The black mamba is one of the most dangerous snakes in the world.
The black mamba is not actually black. They can be olive, khaki, brown or grey. The hatchlings are lighter in colour, commonly light green, but arenít light enough to be confused with the green mamba. Their underside is cream coloured, sometimes mixed with green or yellow. Dark patches and blotches may dot the back half of the body and some may have alternating black and white scales near the rear looking like bars.

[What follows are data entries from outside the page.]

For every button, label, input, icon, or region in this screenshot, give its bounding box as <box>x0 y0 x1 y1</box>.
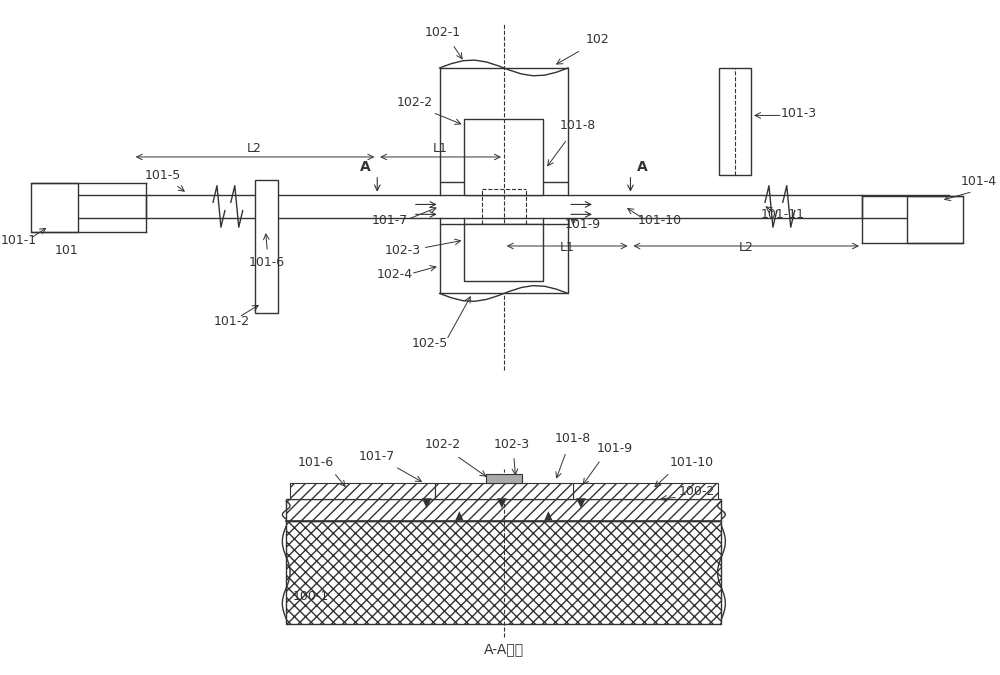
Bar <box>440 224 568 294</box>
Text: 101-7: 101-7 <box>359 450 395 462</box>
Bar <box>719 68 751 175</box>
Text: 101: 101 <box>55 244 78 257</box>
Text: 102-3: 102-3 <box>494 438 530 451</box>
Text: 101-10: 101-10 <box>670 456 714 468</box>
Text: 101-6: 101-6 <box>298 456 334 468</box>
Text: L2: L2 <box>247 142 262 155</box>
Text: L1: L1 <box>433 142 448 155</box>
Text: 102-1: 102-1 <box>424 26 461 39</box>
Bar <box>464 224 543 281</box>
Text: 102-4: 102-4 <box>377 268 413 281</box>
Bar <box>255 180 278 313</box>
Bar <box>435 483 573 499</box>
Text: A: A <box>637 160 648 174</box>
Bar <box>907 196 963 243</box>
Text: 101-9: 101-9 <box>597 441 633 455</box>
Polygon shape <box>497 498 507 508</box>
Text: 102-2: 102-2 <box>424 438 461 451</box>
Text: 102-3: 102-3 <box>385 244 421 257</box>
Text: 101-7: 101-7 <box>372 214 408 227</box>
Polygon shape <box>455 511 463 520</box>
Text: A: A <box>360 160 371 174</box>
Text: 100-2: 100-2 <box>679 485 715 498</box>
Text: 102-2: 102-2 <box>397 96 433 109</box>
Text: 101-9: 101-9 <box>565 218 601 232</box>
Text: 101-6: 101-6 <box>248 256 285 269</box>
Text: L1: L1 <box>560 241 575 254</box>
Bar <box>440 68 568 182</box>
Polygon shape <box>422 498 432 508</box>
Text: 101-2: 101-2 <box>214 315 250 328</box>
Text: 101-11: 101-11 <box>761 209 805 221</box>
Bar <box>290 483 435 499</box>
Text: 101-3: 101-3 <box>781 107 817 120</box>
Text: 101-8: 101-8 <box>560 119 596 132</box>
Text: 101-4: 101-4 <box>961 175 997 188</box>
Polygon shape <box>286 500 721 521</box>
Bar <box>486 474 522 483</box>
Text: 101-1: 101-1 <box>1 234 37 247</box>
Polygon shape <box>544 511 552 520</box>
Bar <box>31 183 78 232</box>
Bar <box>464 119 543 194</box>
Polygon shape <box>286 521 721 624</box>
Bar <box>573 483 718 499</box>
Polygon shape <box>576 498 586 508</box>
Text: L2: L2 <box>739 241 754 254</box>
Text: 101-8: 101-8 <box>555 432 591 445</box>
Text: 101-5: 101-5 <box>144 169 181 182</box>
Text: A-A剪面: A-A剪面 <box>484 643 524 657</box>
Text: 101-10: 101-10 <box>638 214 682 227</box>
Text: 102-5: 102-5 <box>412 337 448 350</box>
Text: 100-1: 100-1 <box>293 590 329 603</box>
Text: 102: 102 <box>586 33 610 46</box>
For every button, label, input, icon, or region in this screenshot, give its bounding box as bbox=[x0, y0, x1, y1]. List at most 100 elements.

They are usually 2 to 3 metres in length, and the average length is 2.2 to 2.7 metres, although there have been reports of them being as big as 4.3 to 4.5 metres.
Reproduction and development
They mate during the spring. The eggs then hatch in midsummer. After mating they will separate. The female lays 6 to 17 eggs after 2 to 3 months which then hatch in another 2 to 3 months. The female lays the eggs and leaves as soon as they are born. The young can fend for themselves due to fully formed poison glands. They develop to adulthood in 80 to 90 days and can live for 11 years.
The black mamba is secretive and shy. They do not wish to be confronted but will attack if they are. They will strike continuously. They usually bask in the sun and will return to a favourite sunny spot. They are very good at climbing trees and can also move very quickly. They prefer to flee from danger.
Food habits and predators
They will usually feed on rodents, squirrels, birds and other small mammals. They are attacked by humans, birds of prey, crocodiles, large frogs, mongooses, foxes and jackals.